Can SLMB Patients Be Billed? What Providers Should Know
Navigate billing for Specified Low-Income Medicare Beneficiary (SLMB) patients. Essential insights for providers on payment guidelines and billing restrictions.
Navigate billing for Specified Low-Income Medicare Beneficiary (SLMB) patients. Essential insights for providers on payment guidelines and billing restrictions.
The Specified Low-Income Medicare Beneficiary (SLMB) program is a component of the broader Medicare Savings Programs (MSPs), designed to assist low-income Medicare beneficiaries with certain healthcare costs. These programs, administered by state Medicaid agencies, aim to reduce the financial burden on individuals who meet specific income and resource guidelines.
The SLMB program specifically helps beneficiaries by covering their Medicare Part B premiums. The SLMB program pays the standard Part B premium on behalf of the beneficiary. This financial assistance can result in significant annual savings for eligible individuals.
To qualify for SLMB, individuals must be enrolled in Medicare Part A and eligible for Medicare Part B. While SLMB covers Part B premiums, it does not cover other cost-sharing amounts such as Medicare deductibles, coinsurance, or copayments for services, unlike the Qualified Medicare Beneficiary (QMB) program. Eligibility for SLMB is tied to federal poverty levels, with income limits typically ranging from 100% to 120% of the Federal Poverty Level (FPL), though specific thresholds and resource limits vary by state and are updated annually.
Providers are prohibited from balance billing SLMB patients for services covered by Medicare. Balance billing occurs when a provider attempts to charge a patient the difference between the Medicare-approved amount and the provider’s charge. For SLMB patients, this prohibition extends to the Medicare Part B premiums, as these are paid by the state Medicaid agency.
Healthcare providers who accept Medicare assignment agree to accept the Medicare-approved amount as payment in full. If a patient is also eligible for Medicaid, the state Medicaid agency typically acts as the payer of last resort for any remaining cost-sharing for services covered by Medicare.
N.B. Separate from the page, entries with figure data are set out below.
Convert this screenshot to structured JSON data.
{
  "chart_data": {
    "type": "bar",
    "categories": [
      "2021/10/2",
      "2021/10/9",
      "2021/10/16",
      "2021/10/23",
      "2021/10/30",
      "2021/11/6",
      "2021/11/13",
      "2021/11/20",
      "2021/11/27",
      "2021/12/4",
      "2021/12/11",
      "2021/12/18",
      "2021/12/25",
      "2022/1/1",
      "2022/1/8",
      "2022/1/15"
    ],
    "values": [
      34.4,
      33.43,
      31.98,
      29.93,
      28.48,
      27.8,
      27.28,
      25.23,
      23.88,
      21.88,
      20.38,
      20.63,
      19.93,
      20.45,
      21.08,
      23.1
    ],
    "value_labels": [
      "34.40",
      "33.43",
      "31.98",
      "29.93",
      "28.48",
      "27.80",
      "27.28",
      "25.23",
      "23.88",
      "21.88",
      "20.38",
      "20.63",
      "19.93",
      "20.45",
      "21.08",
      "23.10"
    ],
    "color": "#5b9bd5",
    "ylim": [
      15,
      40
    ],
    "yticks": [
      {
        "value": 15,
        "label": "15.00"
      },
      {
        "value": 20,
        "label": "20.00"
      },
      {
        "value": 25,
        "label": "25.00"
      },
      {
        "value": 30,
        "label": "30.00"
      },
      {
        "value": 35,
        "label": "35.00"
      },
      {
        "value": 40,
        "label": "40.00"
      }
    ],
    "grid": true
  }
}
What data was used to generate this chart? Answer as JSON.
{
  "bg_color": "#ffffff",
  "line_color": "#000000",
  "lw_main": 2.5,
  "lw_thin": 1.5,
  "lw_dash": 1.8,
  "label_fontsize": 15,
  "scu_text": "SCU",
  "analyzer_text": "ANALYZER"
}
Federal law prohibits providers from billing SLMB or other Medicare Savings Program beneficiaries for Medicare cost-sharing, including premiums, deductibles, coinsurance, and copayments.
Healthcare providers can verify a patient’s SLMB status through various methods to ensure proper billing and compliance. One common approach involves checking the patient’s insurance cards, which may indicate enrollment in Medicaid or a Medicare Savings Program. Many states utilize electronic Medicaid eligibility verification systems (MEVS) that allow providers to confirm a patient’s current eligibility status in real-time.
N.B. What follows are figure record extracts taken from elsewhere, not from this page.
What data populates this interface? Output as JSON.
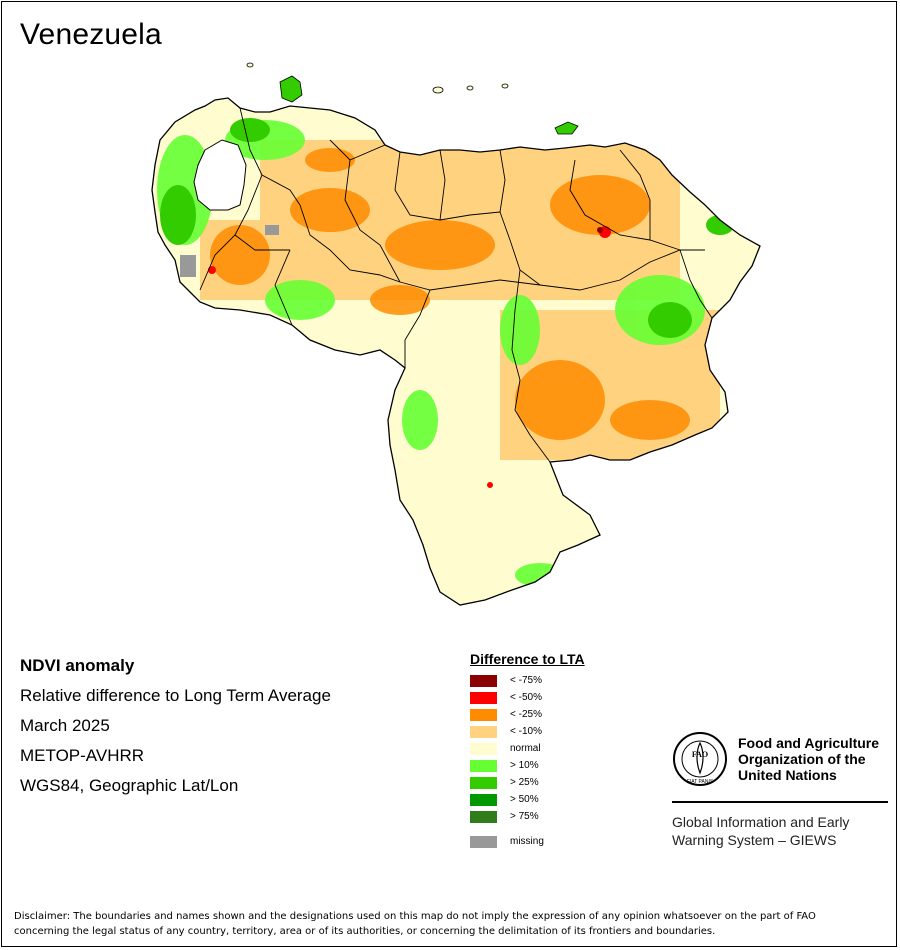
{
  "map": {
    "title": "Venezuela",
    "colors": {
      "below_75": "#8b0000",
      "below_50": "#ff0000",
      "below_25": "#ff8c00",
      "below_10": "#ffd27f",
      "normal": "#fffdd0",
      "above_10": "#66ff33",
      "above_25": "#33cc00",
      "above_50": "#009900",
      "above_75": "#2e7d1a",
      "missing": "#999999",
      "boundary": "#000000"
    }
  },
  "info": {
    "line1": "NDVI anomaly",
    "line2": "Relative difference to Long Term Average",
    "line3": "March 2025",
    "line4": "METOP-AVHRR",
    "line5": "WGS84, Geographic Lat/Lon"
  },
  "legend": {
    "title": "Difference to LTA",
    "items": [
      {
        "label": "< -75%",
        "color": "#8b0000"
      },
      {
        "label": "< -50%",
        "color": "#ff0000"
      },
      {
        "label": "< -25%",
        "color": "#ff8c00"
      },
      {
        "label": "< -10%",
        "color": "#ffd27f"
      },
      {
        "label": "normal",
        "color": "#fffdd0"
      },
      {
        "label": "> 10%",
        "color": "#66ff33"
      },
      {
        "label": "> 25%",
        "color": "#33cc00"
      },
      {
        "label": "> 50%",
        "color": "#009900"
      },
      {
        "label": "> 75%",
        "color": "#2e7d1a"
      },
      {
        "label": "missing",
        "color": "#999999"
      }
    ]
  },
  "fao": {
    "name_line1": "Food and Agriculture",
    "name_line2": "Organization of the",
    "name_line3": "United Nations",
    "logo_letters": "FAO",
    "logo_motto": "FIAT PANIS",
    "giews_line1": "Global Information and Early",
    "giews_line2": "Warning System – GIEWS"
  },
  "disclaimer": {
    "line1": "Disclaimer: The boundaries and names shown and the designations used on this map do not imply the expression of any opinion whatsoever on the part of FAO",
    "line2": "concerning the legal status of any country, territory, area or of its authorities, or concerning the delimitation of its frontiers and boundaries."
  }
}
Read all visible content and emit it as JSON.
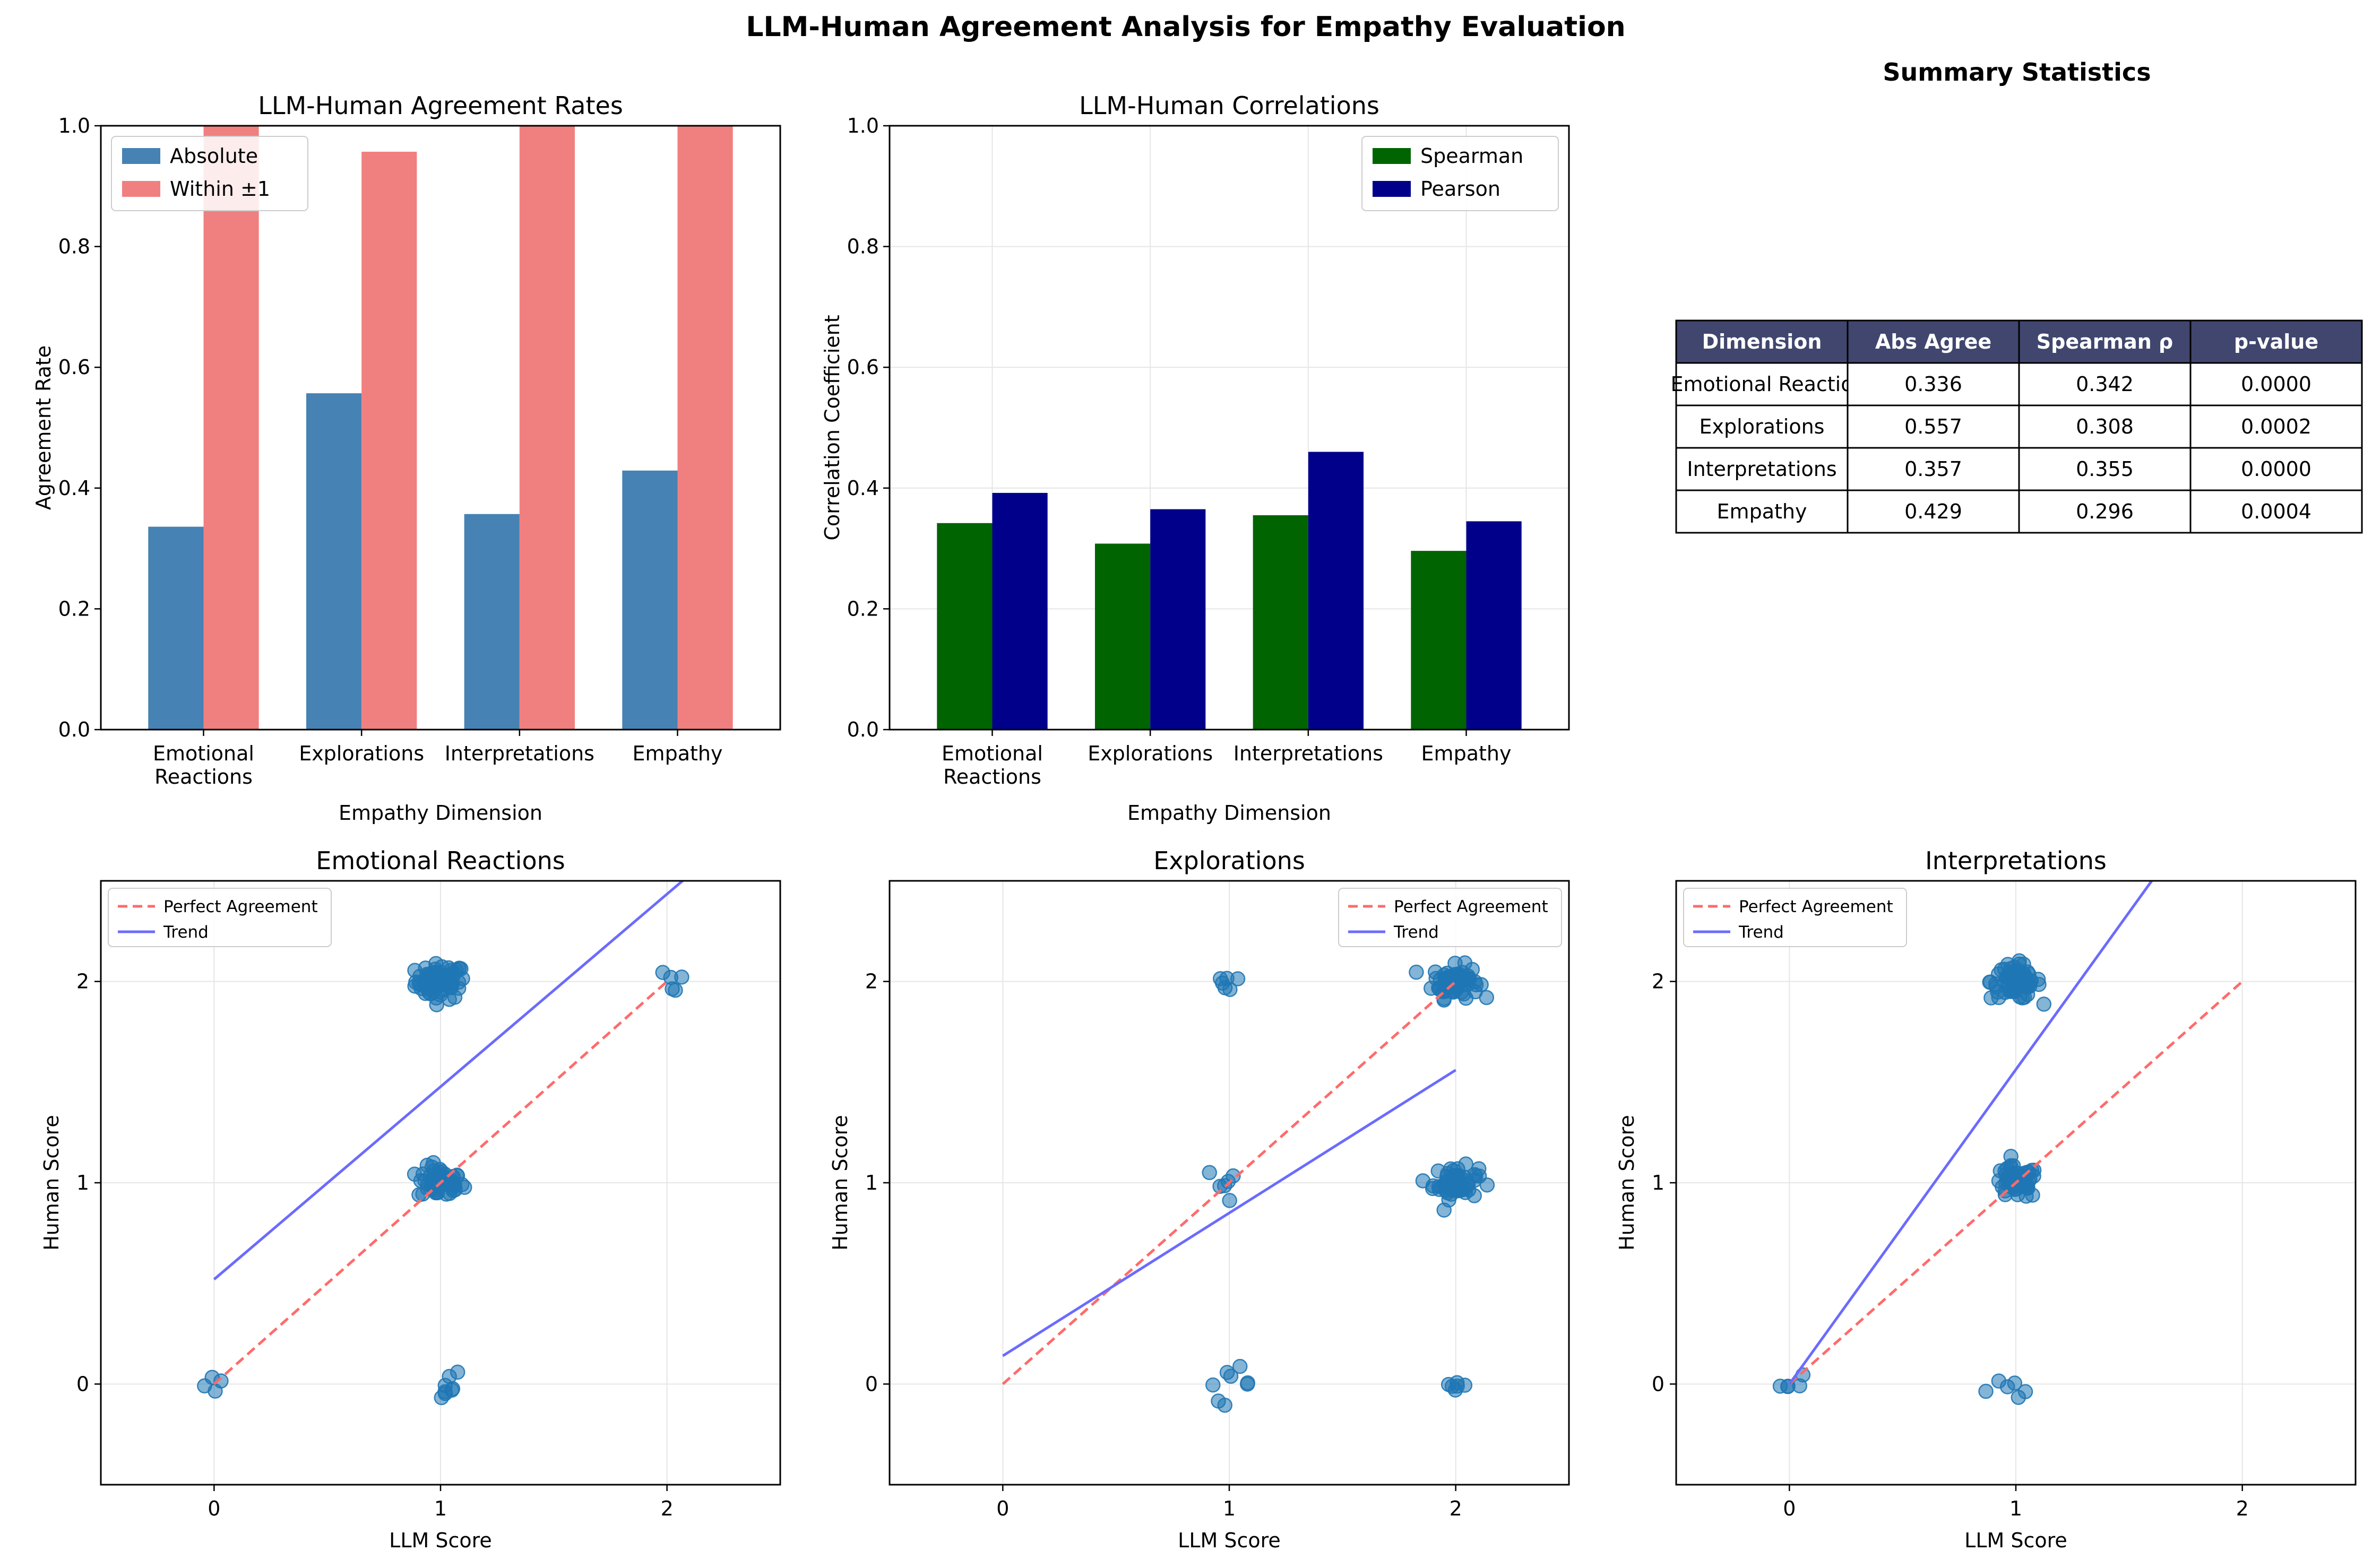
{
  "figure": {
    "title": "LLM-Human Agreement Analysis for Empathy Evaluation",
    "colors": {
      "absolute": "#4682b4",
      "within1": "#f08080",
      "spearman": "#006400",
      "pearson": "#00008b",
      "points": "#1f77b4",
      "perfect": "#ff6b6b",
      "trend": "#6b6bff",
      "table_header_bg": "#40466e",
      "grid": "#e6e6e6"
    }
  },
  "chart_data": [
    {
      "id": "agreement",
      "type": "bar",
      "title": "LLM-Human Agreement Rates",
      "xlabel": "Empathy Dimension",
      "ylabel": "Agreement Rate",
      "ylim": [
        0,
        1
      ],
      "yticks": [
        "0.0",
        "0.2",
        "0.4",
        "0.6",
        "0.8",
        "1.0"
      ],
      "grid": false,
      "legend": "top-left",
      "categories": [
        "Emotional\nReactions",
        "Explorations",
        "Interpretations",
        "Empathy"
      ],
      "series": [
        {
          "name": "Absolute",
          "color": "#4682b4",
          "values": [
            0.336,
            0.557,
            0.357,
            0.429
          ]
        },
        {
          "name": "Within ±1",
          "color": "#f08080",
          "values": [
            1.0,
            0.957,
            1.0,
            1.0
          ]
        }
      ]
    },
    {
      "id": "correlations",
      "type": "bar",
      "title": "LLM-Human Correlations",
      "xlabel": "Empathy Dimension",
      "ylabel": "Correlation Coefficient",
      "ylim": [
        0,
        1
      ],
      "yticks": [
        "0.0",
        "0.2",
        "0.4",
        "0.6",
        "0.8",
        "1.0"
      ],
      "grid": true,
      "legend": "top-right",
      "categories": [
        "Emotional\nReactions",
        "Explorations",
        "Interpretations",
        "Empathy"
      ],
      "series": [
        {
          "name": "Spearman",
          "color": "#006400",
          "values": [
            0.342,
            0.308,
            0.355,
            0.296
          ]
        },
        {
          "name": "Pearson",
          "color": "#00008b",
          "values": [
            0.392,
            0.365,
            0.46,
            0.345
          ]
        }
      ]
    },
    {
      "id": "table",
      "type": "table",
      "title": "Summary Statistics",
      "columns": [
        "Dimension",
        "Abs Agree",
        "Spearman ρ",
        "p-value"
      ],
      "rows": [
        [
          "Emotional Reactio",
          "0.336",
          "0.342",
          "0.0000"
        ],
        [
          "Explorations",
          "0.557",
          "0.308",
          "0.0002"
        ],
        [
          "Interpretations",
          "0.357",
          "0.355",
          "0.0000"
        ],
        [
          "Empathy",
          "0.429",
          "0.296",
          "0.0004"
        ]
      ]
    },
    {
      "id": "scatter_er",
      "type": "scatter",
      "title": "Emotional Reactions",
      "xlabel": "LLM Score",
      "ylabel": "Human Score",
      "xlim": [
        -0.5,
        2.5
      ],
      "ylim": [
        -0.5,
        2.5
      ],
      "xticks": [
        0,
        1,
        2
      ],
      "yticks": [
        0,
        1,
        2
      ],
      "grid": true,
      "legend": "top-left",
      "perfect_line": {
        "name": "Perfect Agreement",
        "x": [
          0,
          2
        ],
        "y": [
          0,
          2
        ]
      },
      "trend_line": {
        "name": "Trend",
        "x": [
          0,
          2.1
        ],
        "y": [
          0.52,
          2.53
        ]
      },
      "clusters": [
        {
          "x": 1,
          "y": 2,
          "n": 70,
          "spread": 0.055
        },
        {
          "x": 1,
          "y": 1,
          "n": 55,
          "spread": 0.05
        },
        {
          "x": 1,
          "y": 0,
          "n": 8,
          "spread": 0.05
        },
        {
          "x": 2,
          "y": 2,
          "n": 5,
          "spread": 0.05
        },
        {
          "x": 0,
          "y": 0,
          "n": 4,
          "spread": 0.04
        }
      ]
    },
    {
      "id": "scatter_ex",
      "type": "scatter",
      "title": "Explorations",
      "xlabel": "LLM Score",
      "ylabel": "Human Score",
      "xlim": [
        -0.5,
        2.5
      ],
      "ylim": [
        -0.5,
        2.5
      ],
      "xticks": [
        0,
        1,
        2
      ],
      "yticks": [
        0,
        1,
        2
      ],
      "grid": true,
      "legend": "top-right",
      "perfect_line": {
        "name": "Perfect Agreement",
        "x": [
          0,
          2
        ],
        "y": [
          0,
          2
        ]
      },
      "trend_line": {
        "name": "Trend",
        "x": [
          0,
          2
        ],
        "y": [
          0.14,
          1.56
        ]
      },
      "clusters": [
        {
          "x": 2,
          "y": 2,
          "n": 70,
          "spread": 0.05
        },
        {
          "x": 2,
          "y": 1,
          "n": 55,
          "spread": 0.05
        },
        {
          "x": 2,
          "y": 0,
          "n": 6,
          "spread": 0.03
        },
        {
          "x": 1,
          "y": 2,
          "n": 6,
          "spread": 0.04
        },
        {
          "x": 1,
          "y": 1,
          "n": 6,
          "spread": 0.05
        },
        {
          "x": 1,
          "y": 0,
          "n": 8,
          "spread": 0.05
        }
      ]
    },
    {
      "id": "scatter_in",
      "type": "scatter",
      "title": "Interpretations",
      "xlabel": "LLM Score",
      "ylabel": "Human Score",
      "xlim": [
        -0.5,
        2.5
      ],
      "ylim": [
        -0.5,
        2.5
      ],
      "xticks": [
        0,
        1,
        2
      ],
      "yticks": [
        0,
        1,
        2
      ],
      "grid": true,
      "legend": "top-left",
      "perfect_line": {
        "name": "Perfect Agreement",
        "x": [
          0,
          2
        ],
        "y": [
          0,
          2
        ]
      },
      "trend_line": {
        "name": "Trend",
        "x": [
          0,
          1.6
        ],
        "y": [
          0,
          2.5
        ]
      },
      "clusters": [
        {
          "x": 1,
          "y": 2,
          "n": 70,
          "spread": 0.055
        },
        {
          "x": 1,
          "y": 1,
          "n": 55,
          "spread": 0.05
        },
        {
          "x": 1,
          "y": 0,
          "n": 6,
          "spread": 0.05
        },
        {
          "x": 0,
          "y": 0,
          "n": 5,
          "spread": 0.04
        }
      ]
    }
  ]
}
These systems provide date-specific eligibility information and can help prevent claim denials. Providers can access these systems online through secure portals or by using specific vendor services. Providers should routinely check eligibility, not just upon initial admission, but periodically throughout the course of treatment, as eligibility can change.
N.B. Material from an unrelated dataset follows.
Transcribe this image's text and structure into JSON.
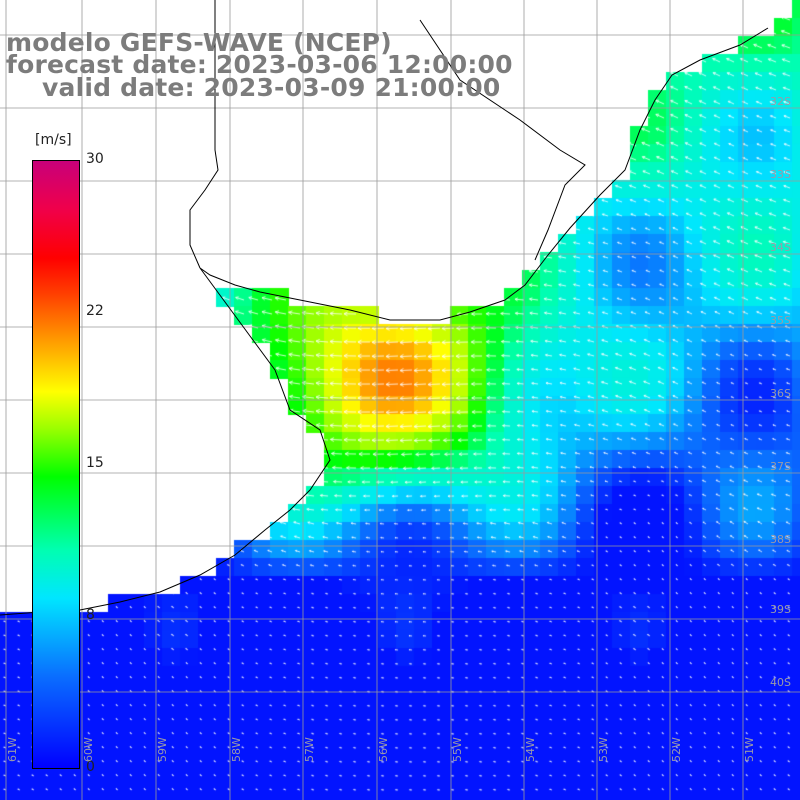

For services rendered to SLMB patients, the payment mechanism involves a coordinated effort between Medicare and the state Medicaid agency. Medicare processes and pays its portion of the claim first, based on the Medicare-approved amount for the covered service.
Providers are required to accept the combined payment from Medicare and the state Medicaid agency as payment in full. They cannot seek additional payment from the patient for any Medicare-covered costs for which the patient is relieved of liability due to their SLMB status. Providers should submit claims for services not covered by Medicare directly to the state Medicaid program as regular Medicaid claims.